На другой день секретарю парткома звонили из горкома комсомола, из главка и задавали один и тот же вопрос: что сделано по письму рабочих, по реализации предложений, внесенных на партийно-хозяйственном и комсомольском активе? Вот уже как поднимаются акции: партийно-хозяйственный и комсомольский актив треста! Звонки не прекращались. Одного из работников редакции Таранов отчитал:

— Вы ищете сенсаций? Напрасно. Пока не выверим все расчеты — ответа не ждите.

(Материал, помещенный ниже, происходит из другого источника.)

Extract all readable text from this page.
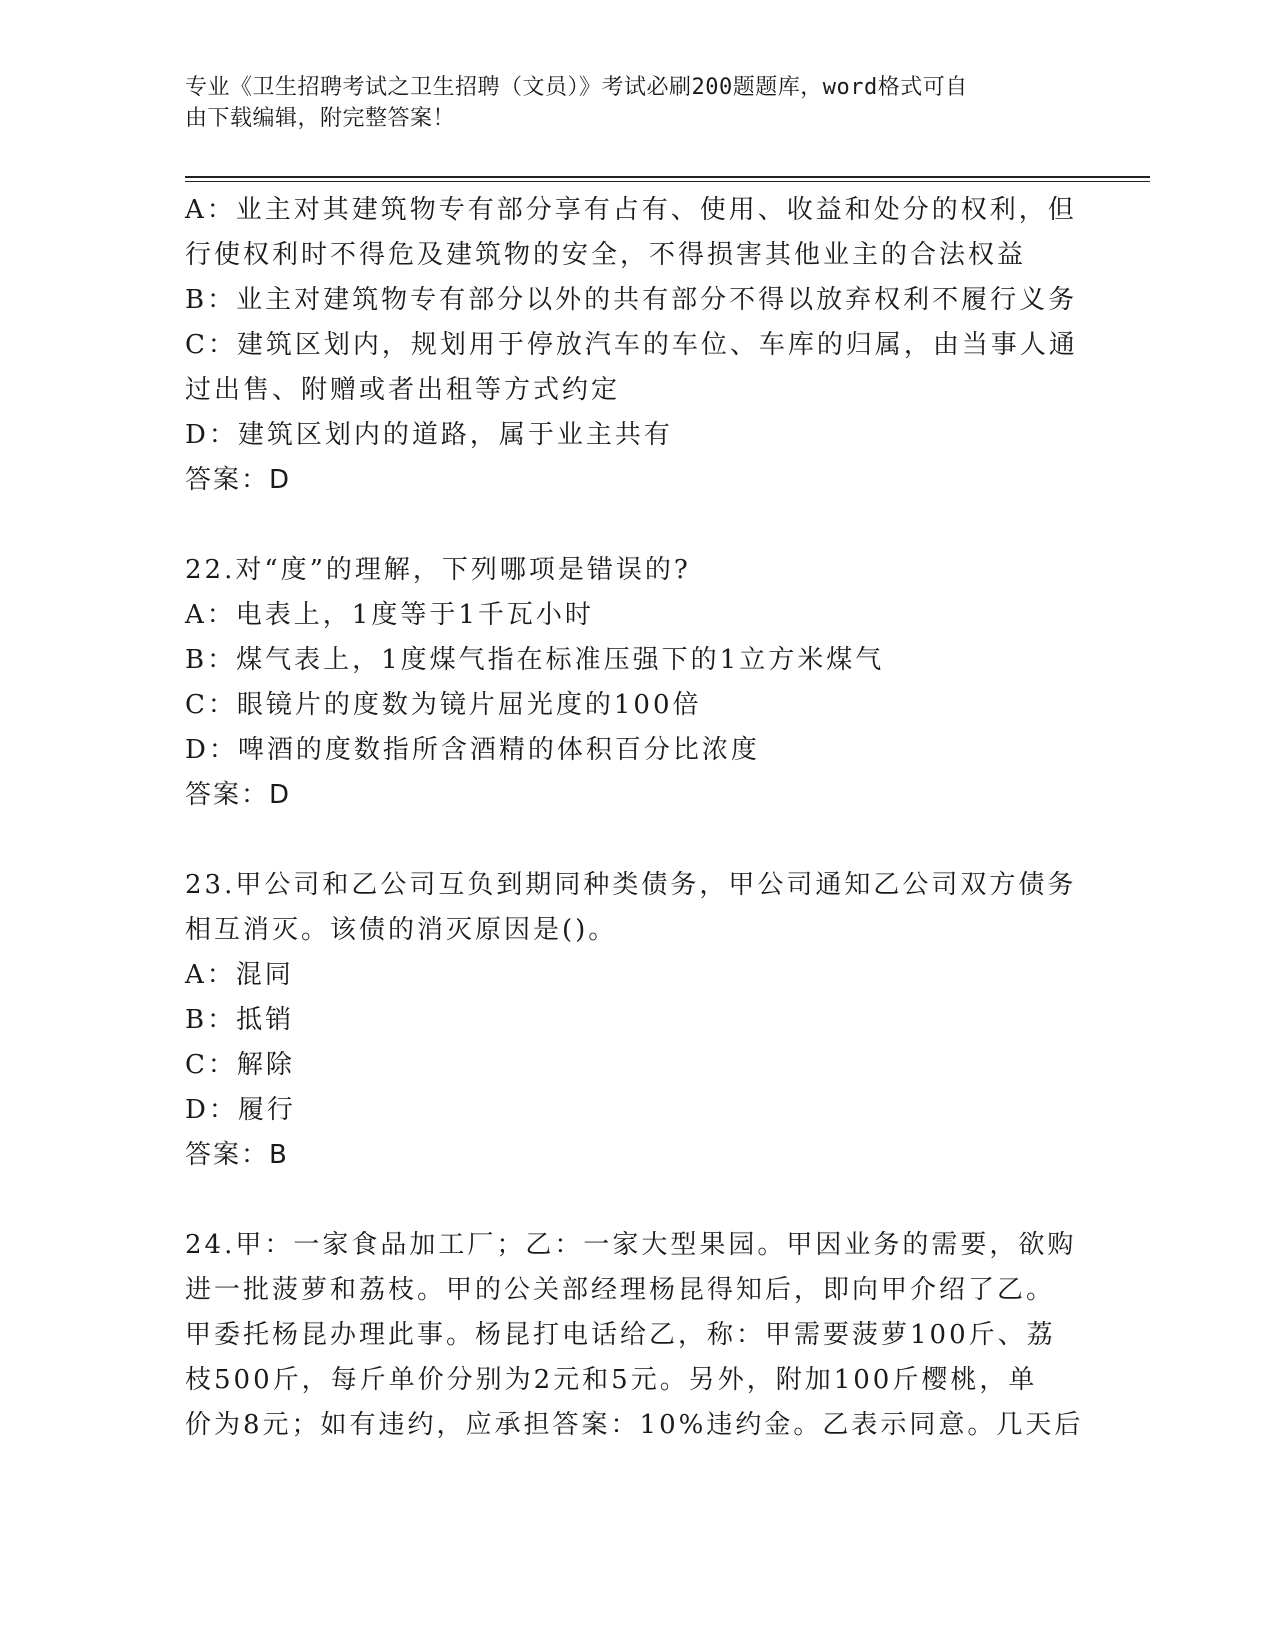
专业《卫生招聘考试之卫生招聘（文员）》考试必刷200题题库，word格式可自
由下载编辑，附完整答案！
A：业主对其建筑物专有部分享有占有、使用、收益和处分的权利，但
行使权利时不得危及建筑物的安全，不得损害其他业主的合法权益
B：业主对建筑物专有部分以外的共有部分不得以放弃权利不履行义务
C：建筑区划内，规划用于停放汽车的车位、车库的归属，由当事人通
过出售、附赠或者出租等方式约定
D：建筑区划内的道路，属于业主共有
答案：D
22.对“度”的理解，下列哪项是错误的?
A：电表上，1度等于1千瓦小时
B：煤气表上，1度煤气指在标准压强下的1立方米煤气
C：眼镜片的度数为镜片屈光度的100倍
D：啤酒的度数指所含酒精的体积百分比浓度
答案：D
23.甲公司和乙公司互负到期同种类债务，甲公司通知乙公司双方债务
相互消灭。该债的消灭原因是()。
A：混同
B：抵销
C：解除
D：履行
答案：B
24.甲：一家食品加工厂；乙：一家大型果园。甲因业务的需要，欲购
进一批菠萝和荔枝。甲的公关部经理杨昆得知后，即向甲介绍了乙。
甲委托杨昆办理此事。杨昆打电话给乙，称：甲需要菠萝100斤、荔
枝500斤，每斤单价分别为2元和5元。另外，附加100斤樱桃，单
价为8元；如有违约，应承担答案：10%违约金。乙表示同意。几天后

На четвертый день в газете появилась подвальная статья под хлестким заголовком: «В тресте Алюминстроя глушат инициативу масс».

 

ГЛАВА ПЯТАЯ

1

Совещание в парткоме, статья в газете окрылили Магидова: его мысли о встречном плане не только ширились, завоевывали умы строителей, но как бы материализовывались, приобретали зримые очертания. Все разумное на его стороне: государственная целесообразность, безоговорочная поддержка представителя горкома, прессы. И все-таки непрошено, как морщины на лбу, набегали тревожные мысли. Откуда они? Идет коренная ломка в отсутствие управляющего трестом Скирдова? Материальное обеспечение строительства? Пусть даже главк «Енисейстрой» не подкрепит дополнительными фондами стройматериалов, есть большие внутренние резервы: в жертву встречному плану можно принести второстепенные объекты, передвинуть их на будущий год.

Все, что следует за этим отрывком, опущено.